Just after being diagnosed with Takayasu’s Arteritus, I kept telling everyone that I felt like I was awake for the first time in a long time. Why? My Christianity was in hibernation, only to be awakened in crisis. I have learned that if we don’t use our “faith muscles” everyday they will be sluggish and sleepy when we need them. We will have to dust off our Christianity like a long-forgotten tool and hope that we remember how to use it and pray that it
will “start on the first pull.” I see so many people in the same place that I just was and want to scream at them to wake up! I have come to think of the Holy Spirit as caffeine for a drowsy spiritual life. Today, I am living my life steeped in God’s word and close communion with Him. But it’s only because it took a crisis to wake me up. The problem that I know I struggle with is that I get too easily complacent and self-sufficient. It becomes a slow fade from utter dependence to “Oh yeah, hey God I could use you today.”

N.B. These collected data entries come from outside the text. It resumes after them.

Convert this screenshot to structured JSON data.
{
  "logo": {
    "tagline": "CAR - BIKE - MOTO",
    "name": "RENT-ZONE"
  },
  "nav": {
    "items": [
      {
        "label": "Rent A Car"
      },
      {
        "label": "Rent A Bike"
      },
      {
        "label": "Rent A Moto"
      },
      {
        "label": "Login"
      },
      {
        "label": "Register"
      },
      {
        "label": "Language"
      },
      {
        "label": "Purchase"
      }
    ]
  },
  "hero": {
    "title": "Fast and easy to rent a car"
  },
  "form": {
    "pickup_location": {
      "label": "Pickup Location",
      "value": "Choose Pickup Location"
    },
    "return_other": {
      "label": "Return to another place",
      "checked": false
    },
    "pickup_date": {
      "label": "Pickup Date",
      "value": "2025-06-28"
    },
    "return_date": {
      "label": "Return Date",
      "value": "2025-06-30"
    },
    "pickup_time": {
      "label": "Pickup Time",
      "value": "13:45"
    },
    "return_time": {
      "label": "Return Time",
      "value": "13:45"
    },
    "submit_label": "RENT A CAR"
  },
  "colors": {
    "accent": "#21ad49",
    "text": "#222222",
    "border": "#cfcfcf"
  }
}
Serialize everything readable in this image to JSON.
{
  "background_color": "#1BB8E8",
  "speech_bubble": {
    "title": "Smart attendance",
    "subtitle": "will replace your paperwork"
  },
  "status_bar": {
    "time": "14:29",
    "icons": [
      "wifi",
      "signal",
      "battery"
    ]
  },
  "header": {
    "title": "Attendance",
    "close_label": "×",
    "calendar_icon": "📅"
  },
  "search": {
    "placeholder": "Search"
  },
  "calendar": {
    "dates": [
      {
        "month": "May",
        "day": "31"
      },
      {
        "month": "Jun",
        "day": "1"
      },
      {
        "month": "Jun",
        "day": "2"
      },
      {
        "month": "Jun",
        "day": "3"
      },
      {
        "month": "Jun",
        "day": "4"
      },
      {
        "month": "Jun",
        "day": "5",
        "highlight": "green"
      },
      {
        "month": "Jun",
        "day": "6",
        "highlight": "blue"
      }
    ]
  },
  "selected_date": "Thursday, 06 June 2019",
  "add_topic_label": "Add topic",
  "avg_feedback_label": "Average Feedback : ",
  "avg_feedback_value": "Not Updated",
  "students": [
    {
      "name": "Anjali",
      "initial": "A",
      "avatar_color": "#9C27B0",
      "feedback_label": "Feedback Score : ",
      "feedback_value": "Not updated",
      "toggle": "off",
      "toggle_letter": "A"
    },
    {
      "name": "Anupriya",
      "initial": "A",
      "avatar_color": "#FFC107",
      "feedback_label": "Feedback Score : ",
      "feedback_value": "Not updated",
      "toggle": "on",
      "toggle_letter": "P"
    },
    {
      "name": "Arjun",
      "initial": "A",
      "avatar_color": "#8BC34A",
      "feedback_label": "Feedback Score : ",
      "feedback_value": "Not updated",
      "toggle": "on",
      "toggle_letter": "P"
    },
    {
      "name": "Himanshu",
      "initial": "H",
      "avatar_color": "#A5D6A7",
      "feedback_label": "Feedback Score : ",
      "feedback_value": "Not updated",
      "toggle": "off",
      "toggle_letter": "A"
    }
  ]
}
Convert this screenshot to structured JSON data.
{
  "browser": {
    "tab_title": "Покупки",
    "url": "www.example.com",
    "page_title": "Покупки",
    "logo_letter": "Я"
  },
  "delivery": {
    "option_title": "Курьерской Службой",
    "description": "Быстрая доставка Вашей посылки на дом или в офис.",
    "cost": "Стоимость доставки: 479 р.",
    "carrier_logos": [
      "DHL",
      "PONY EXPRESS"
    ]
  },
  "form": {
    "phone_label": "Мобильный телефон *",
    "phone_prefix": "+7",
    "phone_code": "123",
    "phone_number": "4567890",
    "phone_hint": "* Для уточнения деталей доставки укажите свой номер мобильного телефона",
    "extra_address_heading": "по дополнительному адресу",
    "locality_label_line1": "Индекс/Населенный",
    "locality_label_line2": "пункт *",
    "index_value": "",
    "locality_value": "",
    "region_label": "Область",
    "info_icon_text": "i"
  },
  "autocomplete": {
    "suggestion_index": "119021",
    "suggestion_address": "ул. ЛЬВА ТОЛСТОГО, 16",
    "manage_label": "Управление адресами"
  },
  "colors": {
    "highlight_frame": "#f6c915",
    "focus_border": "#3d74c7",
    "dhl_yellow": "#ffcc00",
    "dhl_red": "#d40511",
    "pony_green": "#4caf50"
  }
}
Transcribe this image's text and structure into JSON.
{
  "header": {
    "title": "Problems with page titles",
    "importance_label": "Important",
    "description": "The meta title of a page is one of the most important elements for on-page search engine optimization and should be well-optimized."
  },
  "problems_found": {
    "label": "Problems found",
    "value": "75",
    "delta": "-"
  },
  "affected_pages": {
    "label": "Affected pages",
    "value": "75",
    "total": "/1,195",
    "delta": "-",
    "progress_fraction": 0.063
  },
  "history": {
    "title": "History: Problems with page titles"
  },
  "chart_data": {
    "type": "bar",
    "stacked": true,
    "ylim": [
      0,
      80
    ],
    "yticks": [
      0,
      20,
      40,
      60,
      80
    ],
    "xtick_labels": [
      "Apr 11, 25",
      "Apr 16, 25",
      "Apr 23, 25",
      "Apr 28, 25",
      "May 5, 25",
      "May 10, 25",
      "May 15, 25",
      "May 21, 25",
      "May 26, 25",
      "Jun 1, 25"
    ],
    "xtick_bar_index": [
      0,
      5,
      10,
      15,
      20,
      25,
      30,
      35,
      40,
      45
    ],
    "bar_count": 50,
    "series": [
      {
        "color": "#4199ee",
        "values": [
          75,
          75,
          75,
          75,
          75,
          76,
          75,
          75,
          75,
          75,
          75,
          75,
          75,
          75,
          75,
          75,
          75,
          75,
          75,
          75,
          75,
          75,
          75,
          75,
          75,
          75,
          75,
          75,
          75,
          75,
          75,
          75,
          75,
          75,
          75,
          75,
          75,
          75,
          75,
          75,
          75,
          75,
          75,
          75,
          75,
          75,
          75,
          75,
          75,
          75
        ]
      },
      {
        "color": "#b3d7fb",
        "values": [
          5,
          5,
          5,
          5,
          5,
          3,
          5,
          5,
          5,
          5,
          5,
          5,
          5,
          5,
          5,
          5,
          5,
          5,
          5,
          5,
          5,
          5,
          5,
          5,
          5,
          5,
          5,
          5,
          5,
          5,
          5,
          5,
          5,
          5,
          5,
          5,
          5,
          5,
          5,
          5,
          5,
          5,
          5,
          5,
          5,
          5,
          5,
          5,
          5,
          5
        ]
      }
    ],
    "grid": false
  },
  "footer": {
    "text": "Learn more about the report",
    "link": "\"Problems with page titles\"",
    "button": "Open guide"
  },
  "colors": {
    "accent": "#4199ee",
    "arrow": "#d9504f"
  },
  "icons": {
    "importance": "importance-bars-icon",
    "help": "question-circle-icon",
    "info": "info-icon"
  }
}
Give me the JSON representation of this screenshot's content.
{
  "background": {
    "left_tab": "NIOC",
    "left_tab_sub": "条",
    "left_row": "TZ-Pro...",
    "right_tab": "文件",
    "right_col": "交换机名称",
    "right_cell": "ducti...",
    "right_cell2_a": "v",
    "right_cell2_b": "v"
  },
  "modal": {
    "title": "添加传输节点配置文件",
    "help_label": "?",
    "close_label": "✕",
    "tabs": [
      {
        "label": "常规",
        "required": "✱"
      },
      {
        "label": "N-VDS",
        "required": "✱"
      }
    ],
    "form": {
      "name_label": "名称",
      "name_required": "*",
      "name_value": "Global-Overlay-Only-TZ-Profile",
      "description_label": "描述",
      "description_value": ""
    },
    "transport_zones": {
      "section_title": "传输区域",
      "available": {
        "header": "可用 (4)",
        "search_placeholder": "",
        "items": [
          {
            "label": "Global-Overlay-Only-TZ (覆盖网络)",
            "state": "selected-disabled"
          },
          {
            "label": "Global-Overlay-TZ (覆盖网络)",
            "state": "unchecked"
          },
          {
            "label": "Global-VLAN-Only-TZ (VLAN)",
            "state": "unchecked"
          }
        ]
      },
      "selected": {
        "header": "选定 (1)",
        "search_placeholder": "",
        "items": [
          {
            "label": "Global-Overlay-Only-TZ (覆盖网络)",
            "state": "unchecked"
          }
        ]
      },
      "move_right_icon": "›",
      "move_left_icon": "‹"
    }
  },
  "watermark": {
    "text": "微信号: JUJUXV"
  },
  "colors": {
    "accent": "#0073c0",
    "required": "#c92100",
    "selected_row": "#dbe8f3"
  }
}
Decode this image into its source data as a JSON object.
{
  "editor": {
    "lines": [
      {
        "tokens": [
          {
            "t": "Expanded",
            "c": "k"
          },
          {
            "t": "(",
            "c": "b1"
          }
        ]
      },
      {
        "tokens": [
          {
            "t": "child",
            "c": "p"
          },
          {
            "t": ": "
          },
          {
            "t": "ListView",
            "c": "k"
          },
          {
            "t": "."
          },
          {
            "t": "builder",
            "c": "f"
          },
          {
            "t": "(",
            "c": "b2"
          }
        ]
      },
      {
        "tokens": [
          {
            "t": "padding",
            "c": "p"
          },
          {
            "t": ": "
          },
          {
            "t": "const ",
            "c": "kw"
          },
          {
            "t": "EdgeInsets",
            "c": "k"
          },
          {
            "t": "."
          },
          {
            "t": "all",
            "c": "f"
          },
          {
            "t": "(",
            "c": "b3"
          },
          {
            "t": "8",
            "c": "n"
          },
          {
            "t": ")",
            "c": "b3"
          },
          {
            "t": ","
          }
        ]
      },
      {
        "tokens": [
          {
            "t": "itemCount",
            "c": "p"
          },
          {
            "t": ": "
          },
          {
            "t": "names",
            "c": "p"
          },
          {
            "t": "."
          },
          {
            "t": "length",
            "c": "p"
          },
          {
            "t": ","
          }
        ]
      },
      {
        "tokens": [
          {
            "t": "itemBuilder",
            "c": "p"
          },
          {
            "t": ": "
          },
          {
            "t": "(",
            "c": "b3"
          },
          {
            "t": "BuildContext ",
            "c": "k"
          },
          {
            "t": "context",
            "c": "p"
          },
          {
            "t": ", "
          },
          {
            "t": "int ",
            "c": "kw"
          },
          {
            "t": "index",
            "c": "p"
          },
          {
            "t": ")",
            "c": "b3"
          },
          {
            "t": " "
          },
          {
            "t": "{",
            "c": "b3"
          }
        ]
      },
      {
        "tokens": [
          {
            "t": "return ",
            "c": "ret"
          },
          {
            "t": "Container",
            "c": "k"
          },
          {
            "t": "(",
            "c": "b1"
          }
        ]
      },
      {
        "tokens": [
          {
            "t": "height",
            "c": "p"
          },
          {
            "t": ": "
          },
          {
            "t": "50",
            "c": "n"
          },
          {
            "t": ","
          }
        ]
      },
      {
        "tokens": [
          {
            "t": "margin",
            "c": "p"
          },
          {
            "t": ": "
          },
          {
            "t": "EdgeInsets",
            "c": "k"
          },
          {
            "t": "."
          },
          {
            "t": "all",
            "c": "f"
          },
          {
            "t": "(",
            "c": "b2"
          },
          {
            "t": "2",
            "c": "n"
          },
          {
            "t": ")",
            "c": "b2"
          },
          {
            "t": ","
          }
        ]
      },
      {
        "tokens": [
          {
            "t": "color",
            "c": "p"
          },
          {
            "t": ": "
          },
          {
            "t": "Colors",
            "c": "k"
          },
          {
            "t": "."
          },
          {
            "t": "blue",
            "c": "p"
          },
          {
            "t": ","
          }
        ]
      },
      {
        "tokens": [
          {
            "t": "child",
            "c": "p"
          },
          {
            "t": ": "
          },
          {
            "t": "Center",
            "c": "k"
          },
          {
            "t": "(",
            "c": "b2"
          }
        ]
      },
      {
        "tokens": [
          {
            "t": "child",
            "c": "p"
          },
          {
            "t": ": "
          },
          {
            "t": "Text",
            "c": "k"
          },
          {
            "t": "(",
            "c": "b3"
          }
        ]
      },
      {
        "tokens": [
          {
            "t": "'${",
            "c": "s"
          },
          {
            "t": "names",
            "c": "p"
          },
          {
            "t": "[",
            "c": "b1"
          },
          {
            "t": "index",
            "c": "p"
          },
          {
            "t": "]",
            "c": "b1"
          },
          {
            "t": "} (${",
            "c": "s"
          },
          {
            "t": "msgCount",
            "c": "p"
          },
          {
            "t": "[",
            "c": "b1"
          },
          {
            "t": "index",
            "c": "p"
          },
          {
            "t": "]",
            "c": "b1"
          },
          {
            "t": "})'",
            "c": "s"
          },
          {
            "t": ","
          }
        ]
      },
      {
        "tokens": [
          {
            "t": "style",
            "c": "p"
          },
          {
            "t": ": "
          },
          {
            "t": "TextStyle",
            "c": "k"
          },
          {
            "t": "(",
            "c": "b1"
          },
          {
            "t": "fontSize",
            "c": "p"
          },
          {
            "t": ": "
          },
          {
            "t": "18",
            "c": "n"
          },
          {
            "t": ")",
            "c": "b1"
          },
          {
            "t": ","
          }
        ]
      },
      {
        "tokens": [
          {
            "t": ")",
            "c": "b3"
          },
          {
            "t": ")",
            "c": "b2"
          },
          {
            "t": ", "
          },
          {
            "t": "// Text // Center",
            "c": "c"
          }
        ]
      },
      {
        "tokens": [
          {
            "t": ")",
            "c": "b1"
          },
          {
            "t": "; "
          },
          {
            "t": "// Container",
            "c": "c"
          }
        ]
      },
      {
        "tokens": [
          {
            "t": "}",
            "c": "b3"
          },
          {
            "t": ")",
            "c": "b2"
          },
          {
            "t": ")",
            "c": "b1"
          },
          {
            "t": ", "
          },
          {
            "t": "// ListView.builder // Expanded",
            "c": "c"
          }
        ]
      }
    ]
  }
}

Let me break down my walls of pride and tell you that God isn’t interested in my eloquence as a speaker or a writer. He is only interested in my surrendered life. I am no good to Him, my message holds no weight, unless He, and He alone, is the author of it. And if I am brutally honest, with myself as well as the rest of you, without a diagnosis of Takayasu’s Arteritus, and the continuation of battling an incurable disease (which means no miracle) my pride and self-sufficiency would still be running my life. And my fear is that with a miracle, those worldly crutches would begin to eventually, over time, creep back in to their supreme position.
Life hurts sometimes, no doubt about it. When it does I have learned that I need to step past my pride and self-sufficiency and have the confidence in my weakness to ask for help when I need it and then have the humility to receive it on God’s terms so that his perfect strength can be displayed. I don’t need to understand it, I don’t need to agree with it. In fact, I don’t have much choice in the matter if I am going to be obedient.
Helplessness and weakness…I used to hate them but God loves them and because of them God is able to use me. Maybe this is my miracle…
This is particularly appropriate and distressing at the same time for me. I leave it to The Lord to sort it out. Thanks for sharing so personally.
Ash, I don’t consider you helpless or weak, I think you are very strong and willing! But you are, like the rest of us, powerless to control anyone or anything, but yourself. I love you and pray for you all the time! Keep up the good work!